The key to transforming our suffering into the victory of Christ’s Cross over hell is to stay firmly rooted in Christ in order to redeem the time of our worldly life as the opportunity for us to cultivate the life of our soul in the ascetic works of repentance commanded us of the Lord.

You have heard me say many times how the ascetic life of the Church is the means by which we keep ourselves rooted in Christ. In the Church’s ascetic disciplines, we climb onto the lap of Our Blessed Mother the Theotokos and we place ourselves in the sunlight of God’s grace. In the warm compassion of her embrace our inner man can be made soft in the warmth of God’s Spirit so that Christ can reshape us and irradiate us with the uncreated Light and Life of His Holy Spirit, and increasingly we find that we are less and less of the world even though we are in it. We have emphasized the importance of daily prayer and praying the Psalms centered on the sacrament of confession to purify and reshape our souls and to prepare our hearts for the gift of unceasing prayer. We have urged attentive reading of the Scriptures to reshape our minds, fasting with all our senses to reshape our desire for the eternal things of God, and making ourselves students of the words, the teachings and the commandments of the Savior, so that we go out into the field of our daily life with our minds firmly fixed in the Mind of the Church and no longer from the perspective of worldly values and philosophy, so that our daily life becomes the field on which we put into practice the commandments of Christ.

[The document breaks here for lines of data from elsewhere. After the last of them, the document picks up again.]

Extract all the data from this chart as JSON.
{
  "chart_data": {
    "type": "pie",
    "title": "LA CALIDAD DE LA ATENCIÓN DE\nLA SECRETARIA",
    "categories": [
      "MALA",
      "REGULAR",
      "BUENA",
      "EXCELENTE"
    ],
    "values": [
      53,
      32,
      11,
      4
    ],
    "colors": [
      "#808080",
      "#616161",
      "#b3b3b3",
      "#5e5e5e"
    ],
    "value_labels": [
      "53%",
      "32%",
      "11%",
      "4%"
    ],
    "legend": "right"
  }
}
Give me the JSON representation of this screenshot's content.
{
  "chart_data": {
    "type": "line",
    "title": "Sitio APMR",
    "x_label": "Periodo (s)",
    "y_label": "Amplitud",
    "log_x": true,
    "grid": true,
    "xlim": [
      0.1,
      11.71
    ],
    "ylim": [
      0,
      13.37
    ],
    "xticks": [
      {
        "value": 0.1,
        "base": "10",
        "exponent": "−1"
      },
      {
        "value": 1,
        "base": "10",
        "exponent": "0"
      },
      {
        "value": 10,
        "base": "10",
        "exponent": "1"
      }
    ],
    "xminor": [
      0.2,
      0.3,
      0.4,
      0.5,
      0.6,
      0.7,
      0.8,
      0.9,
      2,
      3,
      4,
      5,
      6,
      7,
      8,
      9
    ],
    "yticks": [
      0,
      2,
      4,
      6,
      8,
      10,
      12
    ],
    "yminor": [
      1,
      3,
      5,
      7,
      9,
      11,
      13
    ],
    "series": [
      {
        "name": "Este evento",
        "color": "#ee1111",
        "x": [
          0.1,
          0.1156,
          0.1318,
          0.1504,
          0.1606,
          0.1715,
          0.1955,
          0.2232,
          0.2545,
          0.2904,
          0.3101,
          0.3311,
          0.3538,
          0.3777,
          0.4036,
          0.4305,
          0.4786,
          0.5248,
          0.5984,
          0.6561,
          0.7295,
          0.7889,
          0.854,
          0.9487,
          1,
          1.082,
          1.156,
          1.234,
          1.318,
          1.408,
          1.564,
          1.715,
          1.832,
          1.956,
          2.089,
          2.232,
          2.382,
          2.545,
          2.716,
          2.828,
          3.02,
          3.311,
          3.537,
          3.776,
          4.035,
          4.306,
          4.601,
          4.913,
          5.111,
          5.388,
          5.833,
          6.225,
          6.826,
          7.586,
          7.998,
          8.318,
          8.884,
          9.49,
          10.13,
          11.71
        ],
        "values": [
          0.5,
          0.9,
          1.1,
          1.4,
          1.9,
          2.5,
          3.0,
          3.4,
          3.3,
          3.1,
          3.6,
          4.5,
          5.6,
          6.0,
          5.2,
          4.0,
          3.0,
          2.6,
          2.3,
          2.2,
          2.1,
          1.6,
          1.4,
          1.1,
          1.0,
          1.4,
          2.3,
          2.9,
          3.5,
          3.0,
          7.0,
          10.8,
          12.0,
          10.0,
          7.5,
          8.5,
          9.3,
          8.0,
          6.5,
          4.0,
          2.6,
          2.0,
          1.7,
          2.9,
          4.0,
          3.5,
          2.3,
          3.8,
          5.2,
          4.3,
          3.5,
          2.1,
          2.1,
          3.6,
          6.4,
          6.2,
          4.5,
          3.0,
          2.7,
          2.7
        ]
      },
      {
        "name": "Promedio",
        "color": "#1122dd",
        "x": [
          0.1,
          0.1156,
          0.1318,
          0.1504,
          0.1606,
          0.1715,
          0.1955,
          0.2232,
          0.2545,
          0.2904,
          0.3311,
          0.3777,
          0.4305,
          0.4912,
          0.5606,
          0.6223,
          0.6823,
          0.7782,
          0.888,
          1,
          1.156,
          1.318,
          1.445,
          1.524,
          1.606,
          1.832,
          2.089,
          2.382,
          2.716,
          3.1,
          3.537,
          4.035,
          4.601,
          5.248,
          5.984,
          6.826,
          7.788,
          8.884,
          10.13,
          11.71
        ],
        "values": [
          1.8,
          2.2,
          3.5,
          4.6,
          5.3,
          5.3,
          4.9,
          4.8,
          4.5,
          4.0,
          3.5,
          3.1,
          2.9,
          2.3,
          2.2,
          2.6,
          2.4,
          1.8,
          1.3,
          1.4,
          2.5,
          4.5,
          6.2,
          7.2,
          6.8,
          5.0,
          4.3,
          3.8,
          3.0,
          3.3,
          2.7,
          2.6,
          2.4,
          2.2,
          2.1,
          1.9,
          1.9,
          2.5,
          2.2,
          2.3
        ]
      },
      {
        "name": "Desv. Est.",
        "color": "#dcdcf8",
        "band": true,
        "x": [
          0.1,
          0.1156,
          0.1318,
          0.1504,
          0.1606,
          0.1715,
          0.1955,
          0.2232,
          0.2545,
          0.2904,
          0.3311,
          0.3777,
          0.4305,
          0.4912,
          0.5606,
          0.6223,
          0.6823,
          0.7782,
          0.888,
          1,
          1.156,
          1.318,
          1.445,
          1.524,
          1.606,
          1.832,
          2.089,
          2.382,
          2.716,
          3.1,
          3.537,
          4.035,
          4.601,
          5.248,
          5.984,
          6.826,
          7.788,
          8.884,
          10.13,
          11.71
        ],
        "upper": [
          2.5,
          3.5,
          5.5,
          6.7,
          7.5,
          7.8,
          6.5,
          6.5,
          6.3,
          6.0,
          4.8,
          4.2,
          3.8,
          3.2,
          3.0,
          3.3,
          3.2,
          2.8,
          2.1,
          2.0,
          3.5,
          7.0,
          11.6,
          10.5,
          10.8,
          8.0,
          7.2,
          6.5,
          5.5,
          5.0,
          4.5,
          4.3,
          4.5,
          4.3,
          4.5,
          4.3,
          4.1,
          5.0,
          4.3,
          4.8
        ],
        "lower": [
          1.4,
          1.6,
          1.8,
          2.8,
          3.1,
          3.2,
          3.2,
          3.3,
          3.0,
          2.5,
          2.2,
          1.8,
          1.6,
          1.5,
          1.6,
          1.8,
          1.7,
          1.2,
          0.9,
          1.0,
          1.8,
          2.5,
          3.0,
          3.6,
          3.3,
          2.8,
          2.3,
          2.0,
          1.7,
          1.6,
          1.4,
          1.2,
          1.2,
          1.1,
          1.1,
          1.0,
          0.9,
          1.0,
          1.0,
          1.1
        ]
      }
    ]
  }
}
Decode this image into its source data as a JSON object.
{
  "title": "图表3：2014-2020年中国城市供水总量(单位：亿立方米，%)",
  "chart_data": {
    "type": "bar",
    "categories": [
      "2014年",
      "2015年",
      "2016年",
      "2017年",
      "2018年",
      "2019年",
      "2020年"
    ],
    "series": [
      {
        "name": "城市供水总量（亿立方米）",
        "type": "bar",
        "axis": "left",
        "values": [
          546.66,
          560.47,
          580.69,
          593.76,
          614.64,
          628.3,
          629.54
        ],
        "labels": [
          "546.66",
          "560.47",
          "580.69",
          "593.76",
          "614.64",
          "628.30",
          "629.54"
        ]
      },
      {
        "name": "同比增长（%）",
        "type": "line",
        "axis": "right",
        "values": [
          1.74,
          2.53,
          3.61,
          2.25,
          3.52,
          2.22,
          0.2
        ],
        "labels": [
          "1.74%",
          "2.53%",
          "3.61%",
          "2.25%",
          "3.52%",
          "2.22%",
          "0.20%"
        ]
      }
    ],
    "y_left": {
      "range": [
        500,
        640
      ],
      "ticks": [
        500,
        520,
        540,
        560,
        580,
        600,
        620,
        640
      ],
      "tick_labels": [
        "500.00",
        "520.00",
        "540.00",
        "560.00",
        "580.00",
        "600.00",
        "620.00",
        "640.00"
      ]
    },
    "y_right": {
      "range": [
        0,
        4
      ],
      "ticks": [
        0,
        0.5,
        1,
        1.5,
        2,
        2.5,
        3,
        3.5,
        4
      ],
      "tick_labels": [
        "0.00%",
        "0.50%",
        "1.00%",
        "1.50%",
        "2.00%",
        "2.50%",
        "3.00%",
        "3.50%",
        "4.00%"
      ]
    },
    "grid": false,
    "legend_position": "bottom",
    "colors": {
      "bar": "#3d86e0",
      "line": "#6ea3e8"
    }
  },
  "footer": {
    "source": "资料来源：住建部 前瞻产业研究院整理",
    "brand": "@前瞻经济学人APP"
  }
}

We have emphasized these ascetic disciplines as the means by which we keep ourselves rooted in Christ. Now, let us emphasize that when we do these ascetic disciplines, we are not alone; for, we join ourselves to the company of the apostles and the prophets and all the saints and above all Christ and His Holy Mother. We enter into the communion of the Church. We become an icon of this inner life of the Church when we come together in worship and stand with our faithful brothers and sisters who are also walking with us on the inner, unseen path of purification, illumination and glorification in the communion of Christ with His Holy Mother and all the saints.

Let us note here how different the life of the Church is from the life of the world. In the world, you can be at a party with lots of other people, many of whom may have built great barns for themselves. But, when the good things of the barn are all there is to your life, does not the soul beneath the laughter and merriment feel alone and empty?

The life of the Church, on the other hand, is precisely this inner life beneath the surface. Through the Cross, the ascetic disciplines of the Church, we descend beneath the surface and undertake the work of emptying our inner barn of its empty riches: our self-will, our greed and our vanity. We are preparing ourselves to receive the spiritual riches of God’s love in the Eucharistic communion of the Church. Christ and His Holy Mother are in our midst, helping us through the prayers of all the saints to become fellow citizens with the saints and members of the household, the family, of God, that we may become with them a dwelling place of God in the Spirit and hold the riches of God in the love of Christ and His Holy Mother. Amen.